Terpinen-4-ol: mechanisms of relaxation on rabbit duodenum

Abstract

Abstract The effect of terpinen-4-ol was studied on rabbit duodenum in-vitro. Terpinen-4-ol induced relaxation of the basal tonus (IC50 170.2 (95% confidence interval, 175–204) μm) with a maximal relaxant response of 180.4 ± 3.9% (n = 6) of the contraction induced by 60 mm [K+]. The maximal relaxation induced in control conditions was not affected (P>0.05) by pretreatment of the tissues with phentolamine (50 μm) or propranolol (10 μm), Ng nitro-l-arginine methyl ester (L-NAME; 1 mm), 1H-(1,2,4)-oxadiazolo[4,3-a]quinoxalin-1-one (ODQ; 100 μm), hexamethonium (1 mm), tetrodotoxin (1 μm), the mixture charybdotoxin-apamin (1 μm), glibenclamide (10 μm), 4-aminopyridine (10 μm) or tetraethylammonium (100 μm).

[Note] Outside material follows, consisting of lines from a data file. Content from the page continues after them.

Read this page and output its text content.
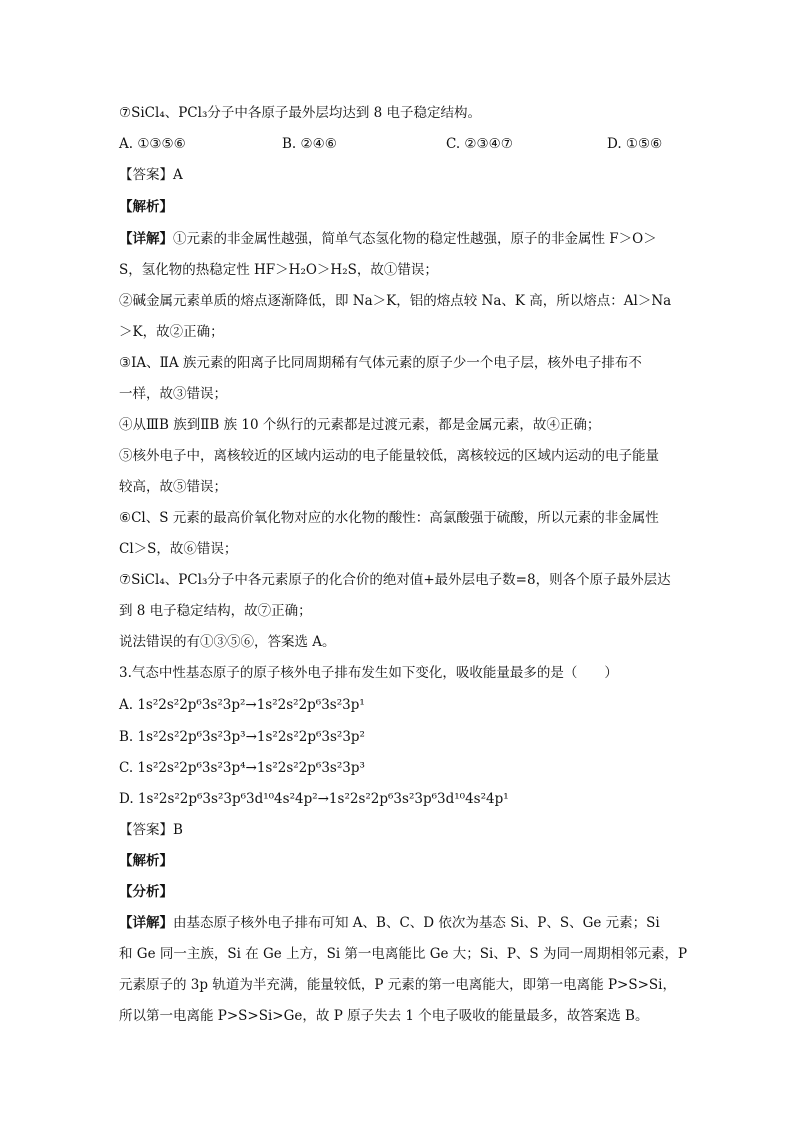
⑦SiCl₄、PCl₃分子中各原子最外层均达到 8 电子稳定结构。
A. ①③⑤⑥	B. ②④⑥	C. ②③④⑦	D. ①⑤⑥
【答案】A
【解析】
【详解】①元素的非金属性越强，简单气态氢化物的稳定性越强，原子的非金属性 F＞O＞
S，氢化物的热稳定性 HF＞H₂O＞H₂S，故①错误；
②碱金属元素单质的熔点逐渐降低，即 Na＞K，铝的熔点较 Na、K 高，所以熔点：Al＞Na
＞K，故②正确；
③ⅠA、ⅡA 族元素的阳离子比同周期稀有气体元素的原子少一个电子层，核外电子排布不
一样，故③错误；
④从ⅢB 族到ⅡB 族 10 个纵行的元素都是过渡元素，都是金属元素，故④正确；
⑤核外电子中，离核较近的区域内运动的电子能量较低，离核较远的区域内运动的电子能量
较高，故⑤错误；
⑥Cl、S 元素的最高价氧化物对应的水化物的酸性：高氯酸强于硫酸，所以元素的非金属性
Cl＞S，故⑥错误；
⑦SiCl₄、PCl₃分子中各元素原子的化合价的绝对值+最外层电子数=8，则各个原子最外层达
到 8 电子稳定结构，故⑦正确；
说法错误的有①③⑤⑥，答案选 A。
3.气态中性基态原子的原子核外电子排布发生如下变化，吸收能量最多的是（　　）
A. 1s²2s²2p⁶3s²3p²→1s²2s²2p⁶3s²3p¹
B. 1s²2s²2p⁶3s²3p³→1s²2s²2p⁶3s²3p²
C. 1s²2s²2p⁶3s²3p⁴→1s²2s²2p⁶3s²3p³
D. 1s²2s²2p⁶3s²3p⁶3d¹⁰4s²4p²→1s²2s²2p⁶3s²3p⁶3d¹⁰4s²4p¹
【答案】B
【解析】
【分析】
【详解】由基态原子核外电子排布可知 A、B、C、D 依次为基态 Si、P、S、Ge 元素；Si
和 Ge 同一主族，Si 在 Ge 上方，Si 第一电离能比 Ge 大；Si、P、S 为同一周期相邻元素，P
元素原子的 3p 轨道为半充满，能量较低，P 元素的第一电离能大，即第一电离能 P>S>Si，
所以第一电离能 P>S>Si>Ge，故 P 原子失去 1 个电子吸收的能量最多，故答案选 B。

In addition, terpinen-4-ol completely relaxed tissues precontracted with 60 mm [K+] solutions (IC50 325.9 (245.1–433.1) μm) and also blocked (IC50 154.7 (117.7–191.7) μm) the phasic component of this contraction. At a concentration of 195 and 650 μm it reduced by 41.3 ± 3.4% and 75.4 ± 3.1%, respectively the maximal contractile response to Ca2+ in depolarized duodenum. Terpinen-4-ol completely blocked the component of carbachol-induced contraction, which was resistent to nifedipine (100 μm) pretreatment or to a Ca2+-free solution. These data show that terpinen-4-ol relaxes intestinal smooth muscle and suggest that this effect is myogenic in nature and depends on calcium antagonism.